I bought a few skeins of fine silk in Japan a few years ago. I ran into all kinds of trouble. I finally asked the owner of Habu Textiles if she would unwind them on her machines. All but one skein she wound onto cones. The final skein she sent to Japan; it was so hard to undo. It came back on about 10-15 cones, each with small amounts wound on and some with threads flying about. Even they found it nearly impossible! I bought proper Japanese equipment but still decided it was worth it to pay to have them unwound. I’m unwinding a bunch of skeins now from Junco Sato Pollack and using my equipment. Many skeins come off beautifully. A few still gave me fits. It’s a joy to crank and wind a spool when all the threads come off easily. My advice is not to buy those skeins or to admire them and leave the threads in the skeins. I have cut a skein or two creating lengths of threads that I’ve laid into warps. Here are a few details.
Unwinding skeins of very, very fine threads can be an extremely tedious, and near impossible task. Special equipment can make a difference. The extra circumference of Japanese spools is important. Winding on small spools or cones can be impossible.
You also need a proper skein holder or skein maker. A common umbrella swift doesn’t hold the skein flat due to its X shape. If the skein isn’t held evenly the threads can fall down and tangle.
This is the winder that winds the Japanese spools. When a thread breaks, pat the skein from the inside and hopefully the broken end will fall out, and you can continue nicely.

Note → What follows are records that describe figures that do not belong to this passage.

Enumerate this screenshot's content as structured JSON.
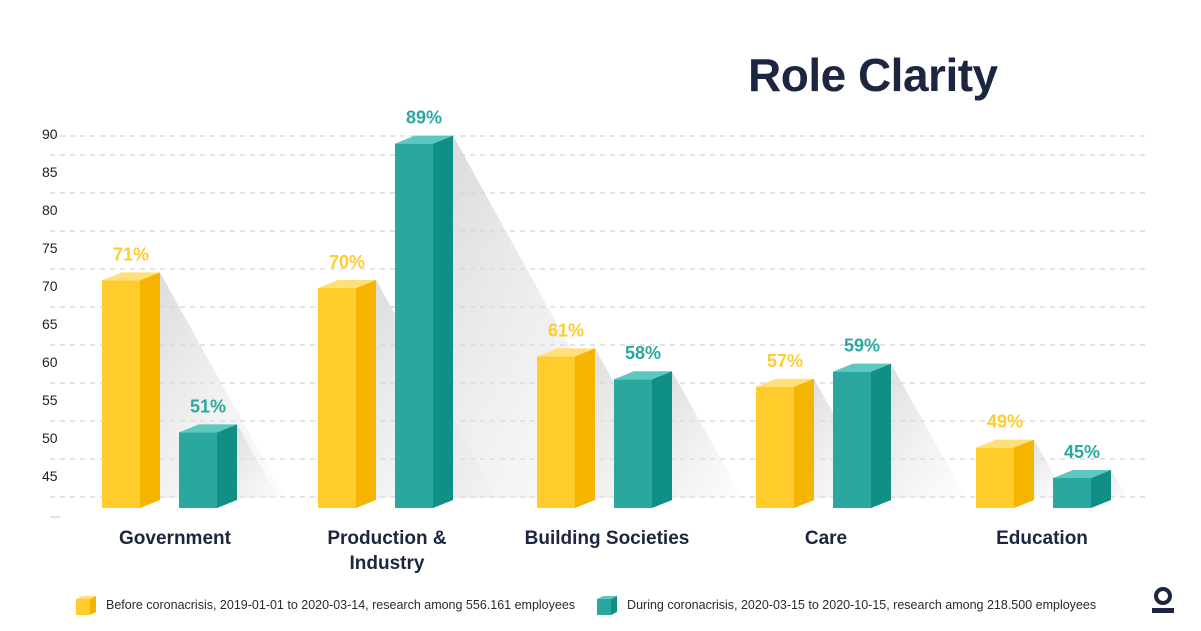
{
  "title": "Role Clarity",
  "chart_data": {
    "type": "bar",
    "title": "Role Clarity",
    "xlabel": "",
    "ylabel": "",
    "ylim": [
      40,
      90
    ],
    "yticks": [
      45,
      50,
      55,
      60,
      65,
      70,
      75,
      80,
      85,
      90
    ],
    "grid": true,
    "legend_position": "bottom",
    "categories": [
      "Government",
      "Production & Industry",
      "Building Societies",
      "Care",
      "Education"
    ],
    "category_lines": [
      [
        "Government"
      ],
      [
        "Production &",
        "Industry"
      ],
      [
        "Building Societies"
      ],
      [
        "Care"
      ],
      [
        "Education"
      ]
    ],
    "series": [
      {
        "name": "Before coronacrisis, 2019-01-01 to 2020-03-14, research among 556.161 employees",
        "values": [
          71,
          70,
          61,
          57,
          49
        ],
        "labels": [
          "71%",
          "70%",
          "61%",
          "57%",
          "49%"
        ],
        "color": "#ffcc2b"
      },
      {
        "name": "During coronacrisis, 2020-03-15 to 2020-10-15, research among 218.500 employees",
        "values": [
          51,
          89,
          58,
          59,
          45
        ],
        "labels": [
          "51%",
          "89%",
          "58%",
          "59%",
          "45%"
        ],
        "color": "#2aa8a0"
      }
    ]
  },
  "colors": {
    "title": "#1c2640",
    "before_front": "#ffcc2b",
    "before_side": "#f5b400",
    "before_top": "#ffdf7a",
    "during_front": "#2aa8a0",
    "during_side": "#0f8f86",
    "during_top": "#5cc8c0",
    "axis_text": "#222222",
    "grid": "#c7c7c7",
    "category_text": "#1c2640"
  },
  "logo": {
    "icon": "brand-logo-icon"
  }
}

It’s imperative to open the skein properly. See below.
Here is the winder with an empty spool on it, ready to go. Notice the guide arm that guides the thread onto the spool. This is essential. I had an antique one, but the guider was gone. It was terrible trying to guide and crank. Another empty spool is shown alongside.
Open any skein CAREFULLY. You must find the precise place that is the center of the ring of threads in the skein. This is true for all skeins if you want them to unwind easily. Search for the ties that encircle the threads.

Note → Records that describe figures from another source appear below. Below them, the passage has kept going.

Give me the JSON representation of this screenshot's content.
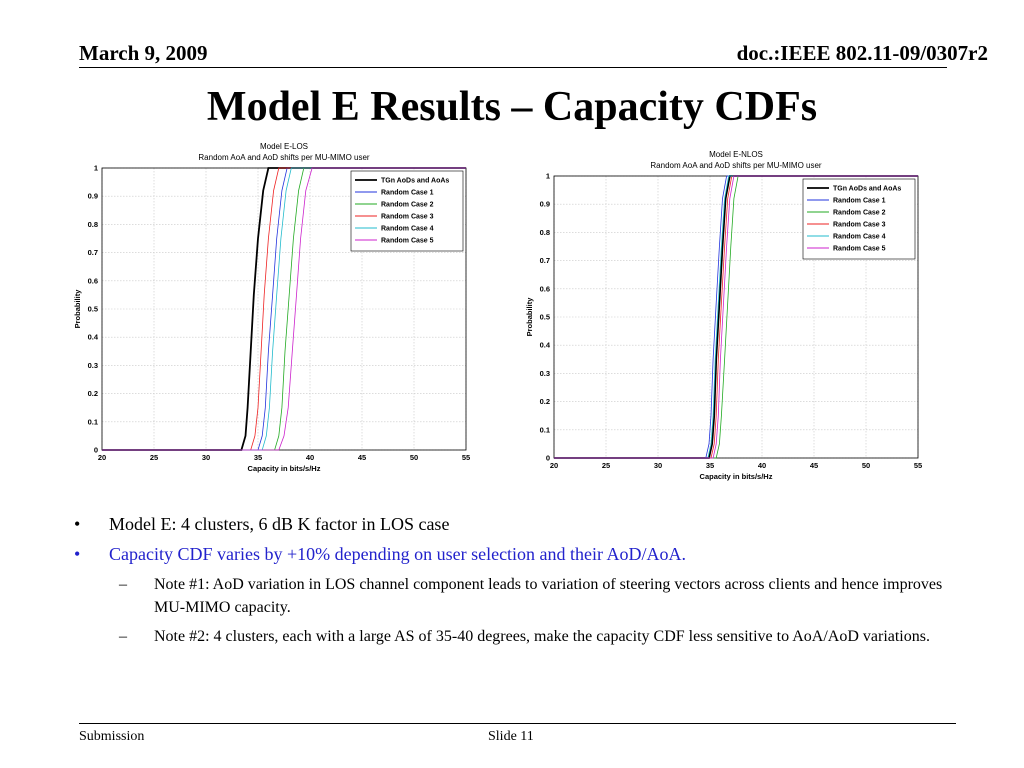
{
  "header": {
    "date": "March 9, 2009",
    "doc": "doc.:IEEE 802.11-09/0307r2"
  },
  "title": "Model E Results – Capacity CDFs",
  "colors": {
    "tgn": "#000000",
    "case1": "#2233dd",
    "case2": "#22aa22",
    "case3": "#ee2222",
    "case4": "#22bbcc",
    "case5": "#cc22cc",
    "blue_text": "#2222cc"
  },
  "chart_data": [
    {
      "type": "line",
      "title": "Model E-LOS",
      "subtitle": "Random AoA and AoD shifts per MU-MIMO user",
      "xlabel": "Capacity in bits/s/Hz",
      "ylabel": "Probability",
      "xlim": [
        20,
        55
      ],
      "ylim": [
        0,
        1
      ],
      "xticks": [
        "20",
        "25",
        "30",
        "35",
        "40",
        "45",
        "50",
        "55"
      ],
      "yticks": [
        "0",
        "0.1",
        "0.2",
        "0.3",
        "0.4",
        "0.5",
        "0.6",
        "0.7",
        "0.8",
        "0.9",
        "1"
      ],
      "grid": true,
      "legend_position": "top-right",
      "series": [
        {
          "name": "TGn AoDs and AoAs",
          "color": "#000000",
          "bold": true,
          "x": [
            20,
            33.4,
            33.8,
            34.0,
            34.3,
            34.6,
            35.0,
            35.5,
            36.0,
            55
          ],
          "y": [
            0,
            0,
            0.05,
            0.15,
            0.35,
            0.55,
            0.75,
            0.92,
            1,
            1
          ]
        },
        {
          "name": "Random Case 1",
          "color": "#2233dd",
          "x": [
            20,
            35.0,
            35.4,
            35.7,
            36.0,
            36.4,
            36.8,
            37.3,
            37.8,
            55
          ],
          "y": [
            0,
            0,
            0.05,
            0.15,
            0.35,
            0.55,
            0.75,
            0.92,
            1,
            1
          ]
        },
        {
          "name": "Random Case 2",
          "color": "#22aa22",
          "x": [
            20,
            36.6,
            37.0,
            37.3,
            37.6,
            38.0,
            38.4,
            38.9,
            39.4,
            55
          ],
          "y": [
            0,
            0,
            0.05,
            0.15,
            0.35,
            0.55,
            0.75,
            0.92,
            1,
            1
          ]
        },
        {
          "name": "Random Case 3",
          "color": "#ee2222",
          "x": [
            20,
            34.3,
            34.7,
            35.0,
            35.3,
            35.6,
            36.0,
            36.5,
            37.0,
            55
          ],
          "y": [
            0,
            0,
            0.05,
            0.15,
            0.35,
            0.55,
            0.75,
            0.92,
            1,
            1
          ]
        },
        {
          "name": "Random Case 4",
          "color": "#22bbcc",
          "x": [
            20,
            35.4,
            35.8,
            36.1,
            36.4,
            36.8,
            37.2,
            37.7,
            38.2,
            55
          ],
          "y": [
            0,
            0,
            0.05,
            0.15,
            0.35,
            0.55,
            0.75,
            0.92,
            1,
            1
          ]
        },
        {
          "name": "Random Case 5",
          "color": "#cc22cc",
          "x": [
            20,
            37.0,
            37.5,
            37.9,
            38.3,
            38.7,
            39.1,
            39.6,
            40.2,
            55
          ],
          "y": [
            0,
            0,
            0.05,
            0.15,
            0.35,
            0.55,
            0.75,
            0.92,
            1,
            1
          ]
        }
      ]
    },
    {
      "type": "line",
      "title": "Model E-NLOS",
      "subtitle": "Random AoA and AoD shifts per MU-MIMO user",
      "xlabel": "Capacity in bits/s/Hz",
      "ylabel": "Probability",
      "xlim": [
        20,
        55
      ],
      "ylim": [
        0,
        1
      ],
      "xticks": [
        "20",
        "25",
        "30",
        "35",
        "40",
        "45",
        "50",
        "55"
      ],
      "yticks": [
        "0",
        "0.1",
        "0.2",
        "0.3",
        "0.4",
        "0.5",
        "0.6",
        "0.7",
        "0.8",
        "0.9",
        "1"
      ],
      "grid": true,
      "legend_position": "top-right",
      "series": [
        {
          "name": "TGn AoDs and AoAs",
          "color": "#000000",
          "bold": true,
          "x": [
            20,
            34.9,
            35.2,
            35.4,
            35.6,
            35.9,
            36.2,
            36.5,
            36.9,
            55
          ],
          "y": [
            0,
            0,
            0.05,
            0.15,
            0.35,
            0.55,
            0.75,
            0.92,
            1,
            1
          ]
        },
        {
          "name": "Random Case 1",
          "color": "#2233dd",
          "x": [
            20,
            34.6,
            34.9,
            35.1,
            35.3,
            35.6,
            35.9,
            36.2,
            36.6,
            55
          ],
          "y": [
            0,
            0,
            0.05,
            0.15,
            0.35,
            0.55,
            0.75,
            0.92,
            1,
            1
          ]
        },
        {
          "name": "Random Case 2",
          "color": "#22aa22",
          "x": [
            20,
            35.6,
            35.9,
            36.1,
            36.4,
            36.7,
            37.0,
            37.3,
            37.7,
            55
          ],
          "y": [
            0,
            0,
            0.05,
            0.15,
            0.35,
            0.55,
            0.75,
            0.92,
            1,
            1
          ]
        },
        {
          "name": "Random Case 3",
          "color": "#ee2222",
          "x": [
            20,
            35.1,
            35.4,
            35.6,
            35.8,
            36.1,
            36.4,
            36.7,
            37.1,
            55
          ],
          "y": [
            0,
            0,
            0.05,
            0.15,
            0.35,
            0.55,
            0.75,
            0.92,
            1,
            1
          ]
        },
        {
          "name": "Random Case 4",
          "color": "#22bbcc",
          "x": [
            20,
            34.8,
            35.1,
            35.3,
            35.5,
            35.8,
            36.1,
            36.4,
            36.8,
            55
          ],
          "y": [
            0,
            0,
            0.05,
            0.15,
            0.35,
            0.55,
            0.75,
            0.92,
            1,
            1
          ]
        },
        {
          "name": "Random Case 5",
          "color": "#cc22cc",
          "x": [
            20,
            35.3,
            35.6,
            35.8,
            36.0,
            36.3,
            36.6,
            36.9,
            37.3,
            55
          ],
          "y": [
            0,
            0,
            0.05,
            0.15,
            0.35,
            0.55,
            0.75,
            0.92,
            1,
            1
          ]
        }
      ]
    }
  ],
  "bullets": {
    "b1": "Model E: 4 clusters, 6 dB K factor in LOS case",
    "b2": "Capacity CDF varies by +10% depending on user selection and their AoD/AoA.",
    "note1": "Note #1: AoD variation in LOS channel component leads to variation of steering vectors across clients and hence improves MU-MIMO capacity.",
    "note2": "Note #2:  4 clusters, each with a large AS of 35-40 degrees, make the capacity CDF less sensitive to AoA/AoD variations.",
    "bullet_glyph": "•",
    "dash_glyph": "–"
  },
  "footer": {
    "left": "Submission",
    "slide": "Slide 11"
  }
}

Look carefully for the ties that tie the skein so the exact center can be found.
You can’t check the ties too carefully. Really see that not a single thread is out of place. Often there are two ties that just tie the center of the skein and another one that does the same plus has the ends of the thread tied to it. Find which end unwinds easily and tuck the other end inside the skein holder. Also note that where the ties cross within the skein is not an exact place. It just keeps the ties from slipping.